Regulating Natural Killer Cells’ Mechanotransduction to Govern Anti-Tumor Immunity

Natural killer (NK) cells are a major weapon of the immune system against tumor growth. The actomyosin network generates forces through the activity of actin filaments and myosin motors. This machinery is responsible for the conversion of mechanical forces into biochemical signals in a process termed mechanotransduction. However, the mechanism by which mechanotransduction controls the immune response, and specifically lymphocyte activity, is poorly understood. Here, we demonstrate that actomyosin retrograde flow (ARF) controls anti-tumor immunity of NK cells through a novel interaction between beta-actin with the SH2-domain containing protein tyrosine phosphatase-1 (SHP-1), converting its conformation state, thereby regulating NK cell cytotoxicity. Actin dynamics govern SHP-1 conformational structure dictating its catalytic activity. Indeed, blocking actin dynamics results in reduced SHP-1 activity, by confining SHP-1 to its inactivated “closed” conformation.
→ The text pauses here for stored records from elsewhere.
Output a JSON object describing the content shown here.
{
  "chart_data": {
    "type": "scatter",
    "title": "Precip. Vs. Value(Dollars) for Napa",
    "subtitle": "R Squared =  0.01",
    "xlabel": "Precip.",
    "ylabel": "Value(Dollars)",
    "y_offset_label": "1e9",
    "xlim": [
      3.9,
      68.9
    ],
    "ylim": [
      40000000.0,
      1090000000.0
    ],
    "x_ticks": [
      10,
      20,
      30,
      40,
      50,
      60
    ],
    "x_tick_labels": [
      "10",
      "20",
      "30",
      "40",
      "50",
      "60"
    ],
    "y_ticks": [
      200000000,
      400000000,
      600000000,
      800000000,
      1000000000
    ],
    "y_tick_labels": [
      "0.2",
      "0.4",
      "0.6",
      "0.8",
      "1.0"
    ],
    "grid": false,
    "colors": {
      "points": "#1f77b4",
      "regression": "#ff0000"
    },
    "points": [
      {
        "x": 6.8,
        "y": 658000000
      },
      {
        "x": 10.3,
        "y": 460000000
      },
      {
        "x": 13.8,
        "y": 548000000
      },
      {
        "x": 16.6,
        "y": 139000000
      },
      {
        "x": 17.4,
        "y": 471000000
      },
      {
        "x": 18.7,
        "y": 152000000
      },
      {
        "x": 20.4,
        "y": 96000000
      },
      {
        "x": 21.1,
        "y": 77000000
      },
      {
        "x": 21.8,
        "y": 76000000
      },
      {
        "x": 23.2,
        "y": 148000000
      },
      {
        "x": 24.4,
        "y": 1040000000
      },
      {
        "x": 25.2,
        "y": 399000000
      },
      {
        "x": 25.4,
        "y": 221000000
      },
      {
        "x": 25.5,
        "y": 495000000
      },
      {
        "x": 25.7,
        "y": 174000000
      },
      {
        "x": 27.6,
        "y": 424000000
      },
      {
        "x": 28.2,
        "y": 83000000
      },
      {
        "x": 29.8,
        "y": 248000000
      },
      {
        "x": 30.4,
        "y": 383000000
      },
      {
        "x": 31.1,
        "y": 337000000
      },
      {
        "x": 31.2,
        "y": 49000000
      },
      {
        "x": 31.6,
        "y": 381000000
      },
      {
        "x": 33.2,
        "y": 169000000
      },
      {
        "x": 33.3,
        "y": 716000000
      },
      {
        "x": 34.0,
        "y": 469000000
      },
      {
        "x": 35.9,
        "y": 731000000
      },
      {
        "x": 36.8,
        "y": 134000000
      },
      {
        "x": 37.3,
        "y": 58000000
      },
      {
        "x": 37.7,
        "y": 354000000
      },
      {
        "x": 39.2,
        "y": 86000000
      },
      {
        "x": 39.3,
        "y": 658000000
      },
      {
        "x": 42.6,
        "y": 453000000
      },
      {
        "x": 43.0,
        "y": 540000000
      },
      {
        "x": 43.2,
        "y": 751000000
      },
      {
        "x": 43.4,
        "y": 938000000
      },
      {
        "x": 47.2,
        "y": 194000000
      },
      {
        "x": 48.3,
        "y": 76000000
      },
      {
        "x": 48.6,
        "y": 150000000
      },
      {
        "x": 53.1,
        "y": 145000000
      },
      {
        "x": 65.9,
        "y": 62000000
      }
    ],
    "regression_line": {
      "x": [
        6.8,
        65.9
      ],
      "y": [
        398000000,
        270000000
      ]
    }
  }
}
This reduced enzymatic activity of SHP-1 leads to increased phosphorylation of SHP-1 substrates, an elevation of intracellular calcium flux and an increase in NK cell cytotoxicity. Our data suggest that SHP-1 plays a major role as a sensor of ARF-generated forces in the process of mechanotransduction, and reveal a novel mechanism by which regulation of SHP-1 by ARF dictates NK cell killing decisions of cancerous cells. Our data identify ARF as a master regulator of the NK cell immune response, and influencing its activity presents a potential novel approach for cancer immunotherapy.